Wednesday, December 09, 2009

Ivan Albright in Vermont






















“Make [the head] great; eye sockets that tell the years, folds that bespeak flesh, eyes that bring pity … that have seen better.” – from Ivan Albright's notes on his painting “The Vermonter.”
One of the most extraordinary artists ever to work in New England was Ivan Albright (1897-1983). The painter was born in suburban Chicago and spent much of his career there, but in 1965 he moved to Woodstock, Vermont, where he would live until the end of his life. Albright was a visiting artist at Dartmouth College in Hanover, New Hampshire, from 1969 to ’74, and his style obviously parallels Boston Expressionism, but is generally overlooked in histories of those artists. This may have to do with the fact that Albright usually worked slowly and his most celebrated works were created before his time in Vermont. Though “The Vermonter (If Life Were Life There Would Be No Death)” (1966-77), one of the first works he began after moving to New England, as well as an extraordinary series of portraits he painted of himself as an old man in Vermont in the early 1980s rank among his best work.

“The Vermonter” (pictured here) is a portrait of his neighbor Kenneth Harper Atwood done in Albright’s typically deliciously creepy style of person as decaying flesh. The painting is in the collection of Dartmouth’s Hood Museum of Art, and featured in the museum’s current exhibition “Modern and Contemporary Art at Dartmouth.” Atwood, a 76-year-old member of the Vermont House of Representatives and retired maple farmer, posed for Albright two hours a day for the first few years of work, according to the catalogue for the 1997 Albright retrospective organized by the Art Institute of Chicago and New York’s Metropolitan Museum of Art.

In Albright’s notebooks, he set out his objectives:
“Make the eyes literally move, make mouth tremble. … Make left hand act as if it would rise up … right hand as if it would craw around stick. … Have end of nose literally wiggle. … Have him as spiritual as I can make him but also flesh.”

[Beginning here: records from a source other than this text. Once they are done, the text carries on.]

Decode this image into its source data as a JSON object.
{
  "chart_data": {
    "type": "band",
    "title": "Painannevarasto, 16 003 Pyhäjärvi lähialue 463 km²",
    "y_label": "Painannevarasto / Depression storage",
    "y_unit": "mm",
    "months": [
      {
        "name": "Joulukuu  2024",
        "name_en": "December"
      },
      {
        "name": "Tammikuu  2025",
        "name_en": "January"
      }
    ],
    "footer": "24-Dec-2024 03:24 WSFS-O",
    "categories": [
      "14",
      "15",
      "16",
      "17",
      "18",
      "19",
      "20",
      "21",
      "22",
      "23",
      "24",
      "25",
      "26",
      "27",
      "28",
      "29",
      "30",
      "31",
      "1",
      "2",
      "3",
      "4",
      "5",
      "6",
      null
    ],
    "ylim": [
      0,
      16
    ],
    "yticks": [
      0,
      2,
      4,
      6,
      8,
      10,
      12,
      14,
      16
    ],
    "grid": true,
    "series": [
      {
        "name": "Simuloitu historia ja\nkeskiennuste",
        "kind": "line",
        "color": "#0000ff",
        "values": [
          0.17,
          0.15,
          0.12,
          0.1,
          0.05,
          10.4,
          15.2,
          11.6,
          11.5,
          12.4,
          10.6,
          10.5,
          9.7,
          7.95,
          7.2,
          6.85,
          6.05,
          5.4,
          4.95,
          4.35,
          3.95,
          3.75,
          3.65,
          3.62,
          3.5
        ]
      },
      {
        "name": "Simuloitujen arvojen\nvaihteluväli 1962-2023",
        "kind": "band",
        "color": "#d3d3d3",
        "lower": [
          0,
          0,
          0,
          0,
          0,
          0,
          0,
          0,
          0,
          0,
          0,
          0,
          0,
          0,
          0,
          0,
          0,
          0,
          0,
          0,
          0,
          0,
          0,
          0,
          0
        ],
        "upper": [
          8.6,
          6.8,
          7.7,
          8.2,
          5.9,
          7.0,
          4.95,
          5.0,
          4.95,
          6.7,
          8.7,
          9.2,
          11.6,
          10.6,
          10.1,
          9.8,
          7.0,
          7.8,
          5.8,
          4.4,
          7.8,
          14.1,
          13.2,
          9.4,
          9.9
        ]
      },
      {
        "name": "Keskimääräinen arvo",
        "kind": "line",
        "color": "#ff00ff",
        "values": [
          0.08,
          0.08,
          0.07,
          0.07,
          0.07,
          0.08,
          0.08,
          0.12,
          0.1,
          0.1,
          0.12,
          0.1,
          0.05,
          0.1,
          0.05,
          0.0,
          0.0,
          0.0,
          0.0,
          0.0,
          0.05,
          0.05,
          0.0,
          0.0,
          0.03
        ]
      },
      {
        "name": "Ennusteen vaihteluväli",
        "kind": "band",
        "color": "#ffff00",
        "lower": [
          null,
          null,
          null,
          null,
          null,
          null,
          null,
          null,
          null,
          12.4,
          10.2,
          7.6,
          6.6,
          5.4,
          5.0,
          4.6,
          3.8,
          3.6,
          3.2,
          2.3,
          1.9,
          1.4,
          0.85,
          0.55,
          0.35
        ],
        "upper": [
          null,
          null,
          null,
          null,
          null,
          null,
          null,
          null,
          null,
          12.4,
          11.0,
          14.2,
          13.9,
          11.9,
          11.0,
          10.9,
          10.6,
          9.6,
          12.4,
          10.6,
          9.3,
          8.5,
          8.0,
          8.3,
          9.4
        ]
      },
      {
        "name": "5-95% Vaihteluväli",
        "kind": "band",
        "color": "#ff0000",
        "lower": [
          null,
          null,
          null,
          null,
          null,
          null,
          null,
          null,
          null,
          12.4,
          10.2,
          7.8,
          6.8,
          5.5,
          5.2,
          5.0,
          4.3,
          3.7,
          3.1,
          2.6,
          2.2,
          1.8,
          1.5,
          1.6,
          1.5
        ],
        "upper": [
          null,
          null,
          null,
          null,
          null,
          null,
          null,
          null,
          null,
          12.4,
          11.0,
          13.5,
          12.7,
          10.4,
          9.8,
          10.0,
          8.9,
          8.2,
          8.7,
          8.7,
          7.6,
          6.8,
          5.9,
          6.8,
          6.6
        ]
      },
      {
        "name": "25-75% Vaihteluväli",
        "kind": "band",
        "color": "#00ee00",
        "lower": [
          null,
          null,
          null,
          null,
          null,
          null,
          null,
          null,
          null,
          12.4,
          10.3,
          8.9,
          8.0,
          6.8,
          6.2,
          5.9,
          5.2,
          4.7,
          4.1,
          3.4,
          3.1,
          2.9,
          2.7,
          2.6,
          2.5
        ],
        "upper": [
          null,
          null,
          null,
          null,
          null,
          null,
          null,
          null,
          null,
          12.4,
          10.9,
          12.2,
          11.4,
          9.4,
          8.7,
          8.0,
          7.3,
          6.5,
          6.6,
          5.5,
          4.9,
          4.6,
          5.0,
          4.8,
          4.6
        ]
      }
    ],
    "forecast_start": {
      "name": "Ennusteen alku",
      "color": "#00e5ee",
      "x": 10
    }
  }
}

“Make this painting closer than ever … more real than real so reality seems by comparison a misty dream, an untruth against a truth.”
"Modern and Contemporary Art at Dartmouth: Highlights from the Hood Museum of Art," Hood Museum of Art, Dartmouth College, Wheelock Street, Hanover, New Hampshire, Sept. 26, 2009, to March 15, 2010.

2 Comments:

Anonymous Anonymous said...

awesome.

December 9, 2009 at 8:08 AM  
Blogger testadizuccone said...

In his gallery talk at his retrospective at the Danforth last Sunday, Gerry Bergstein cited Albright as a major influence.